IDIOMoE: Item-ID + Oral-language Mixture-of-Experts Language Model—the proposed architecture splitting FFNs into text and item experts.
Collaborative Filtering (CF): A recommendation technique that predicts user preferences based on past interactions (e.g., 'people who bought X also bought Y'), relying on ID patterns rather than item content.
Feed-Forward Network (FFN): A component within a Transformer block that processes information position-wise; in this paper, interpreted as a key-value memory.
Token-type gating: A routing mechanism that directs tokens to specific experts based on their type (e.g., Item ID vs. Text) rather than learned weights.
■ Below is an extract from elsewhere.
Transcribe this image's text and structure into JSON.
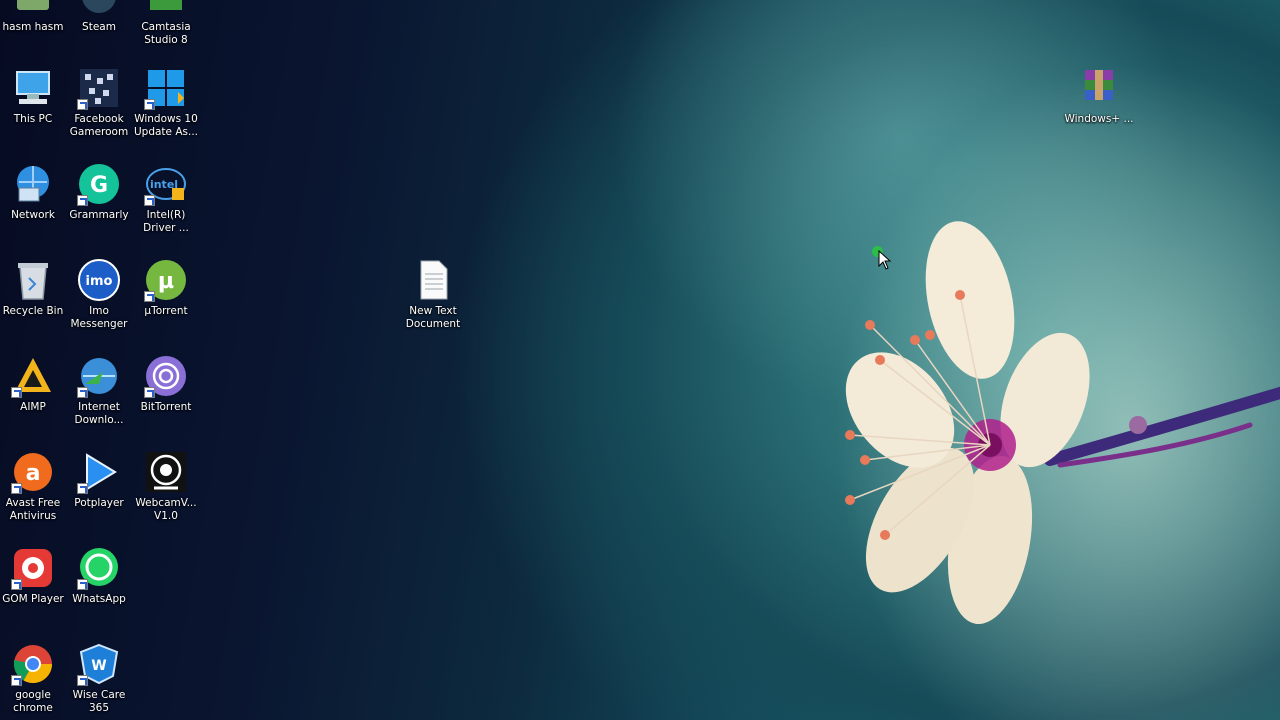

Knowledge interference: The phenomenon where learning new task-specific patterns (like ID sequences) degrades a model's performance on its original pre-training task (language modeling).
NDCG: Normalized Discounted Cumulative Gain—a measure of ranking quality that accounts for the position of relevant items in the recommendation list.
HR: Hit Rate—the fraction of test cases where the target item appears in the top-K recommendations.
MRR: Mean Reciprocal Rank—the average of the reciprocal ranks of the first relevant item.
SASRec: Self-Attentive Sequential Recommendation—a baseline model using self-attention to capture sequential patterns in user actions.